^^ I want to compare files containing strings. Like an ebook in txt format.. I would like to see an algorithm rather than a tool.. What is the complexity of this process?
What do you exactly want to do ? Do you want to verify if both files are exactly same and unaltered ? Or you want to check if strings in one file is present in other one or not ? In first case calculating md5 hash for both files and comparing would be best way .
^^ I want to compare files containing strings. Like an ebook in txt format.. I would like to see an algorithm rather than a tool.. What is the complexity of this process?
u cn consult thomas cormen for this.. there are many algos available like rabin-karp, knuth-morris algo , boyer-moore algo , etc.. & cn be done via fa also. Complexity is polnomial for every also ( not sure on this..) u cn google it....
well, I don't want to compare two files to check if they are same or not. 1 file is a reference file for me, I want to compare the contents of an other file. Say an ebook, to the words in first file and see how similar they are or how many words are there in the ebook which are not there in the first file..Hope I made this a bit clearer now..
What you are looking for is not easy. I would suggest you to look into books of pattern matching and pattern recognition. The popular methods are through Fuzzy sustems. Alternatively you may want to search acm or ieee for similar papers.
If you want to compare in a simpler fashion, you need to first establish the parameters based upon which you will decide if two files are similar or not, for example word count, frequency of words, their occurance in the files etc.
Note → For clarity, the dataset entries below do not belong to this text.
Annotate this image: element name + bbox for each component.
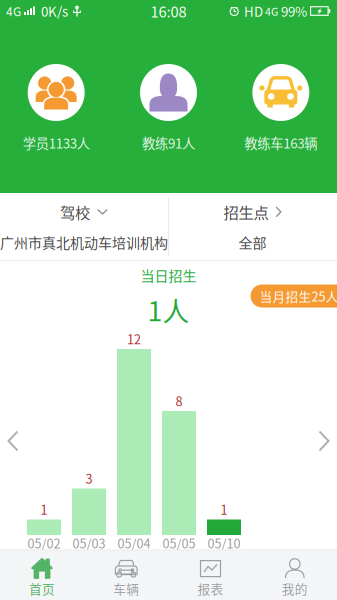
- staticText: 教练91人: [142, 133, 195, 152]
- staticText: 1: [40, 500, 48, 518]
- button[interactable]: 首页: [0, 550, 84, 600]
- staticText: 3: [86, 469, 92, 488]
- staticText: 车辆: [113, 579, 139, 598]
- staticText: 12: [127, 330, 141, 348]
- button[interactable]: 招生点: [168, 193, 337, 260]
- staticText: 0K/s: [41, 1, 68, 21]
- staticText: HD: [244, 1, 263, 21]
- button[interactable]: 报表: [168, 550, 253, 600]
- staticText: 05/10: [208, 534, 240, 552]
- staticText: 招生点: [224, 201, 268, 223]
- staticText: 4G: [6, 2, 21, 20]
- staticText: 报表: [198, 579, 224, 598]
- button[interactable]: 当月招生25人: [250, 284, 337, 308]
- button[interactable]: 教练91人: [112, 64, 225, 152]
- staticText: 驾校: [60, 201, 90, 223]
- button[interactable]: 车辆: [84, 550, 168, 600]
- staticText: 首页: [29, 579, 55, 598]
- staticText: 05/02: [28, 534, 60, 552]
- staticText: 16:08: [150, 0, 186, 22]
- button[interactable]: 驾校: [0, 193, 168, 260]
- button[interactable]: Previous week: [0, 419, 26, 463]
- staticText: 学员1133人: [23, 133, 90, 152]
- staticText: 1人: [148, 290, 190, 329]
- staticText: 广州市真北机动车培训机构: [0, 232, 168, 252]
- staticText: 99%: [281, 1, 307, 21]
- staticText: 教练车163辆: [244, 133, 317, 152]
- staticText: 4G: [265, 3, 278, 19]
- staticText: 1: [220, 500, 228, 518]
- button[interactable]: 我的: [253, 550, 337, 600]
- button[interactable]: Next week: [311, 419, 337, 463]
- staticText: 我的: [282, 579, 308, 598]
- button[interactable]: 教练车163辆: [225, 64, 337, 152]
- staticText: 05/03: [72, 534, 106, 552]
- staticText: 当日招生: [140, 265, 196, 285]
- button[interactable]: 学员1133人: [0, 64, 112, 152]
- staticText: 05/05: [162, 534, 196, 552]
- staticText: 当月招生25人: [260, 287, 337, 305]
- staticText: 05/04: [118, 534, 150, 552]
- staticText: 8: [176, 392, 182, 410]
- staticText: 全部: [238, 232, 266, 252]
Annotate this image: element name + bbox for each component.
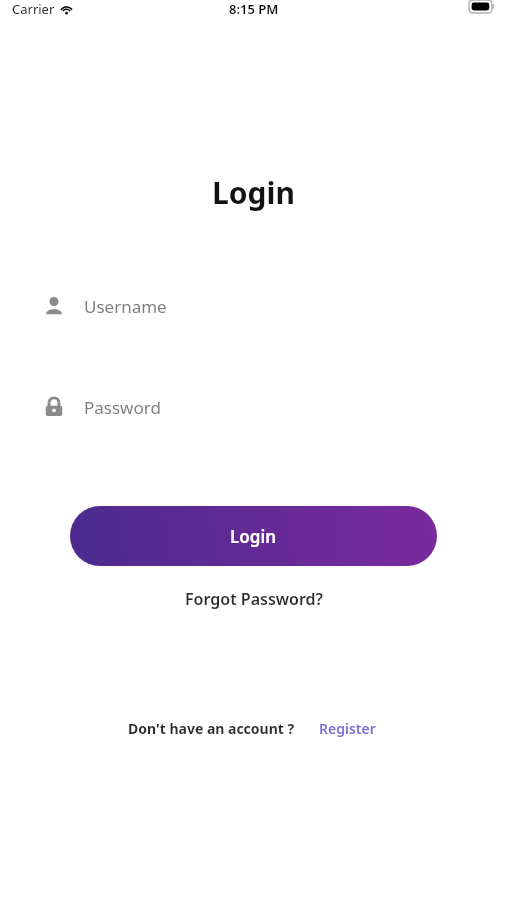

Based on these 'descriptors' you will need to further use some thresholds to classify if the files match or not. For example two files may be similar if the differnece in their word count is not more than 10 and the frequency of some selected words are same. You may require good trees to efficiently solve the problem.
I am not looking at methods to compare if 2 files are similar..KingKrool got me right, I wanna match a set of words in a file(say file1) and check how many times one of the strings in file1 occurs in test file.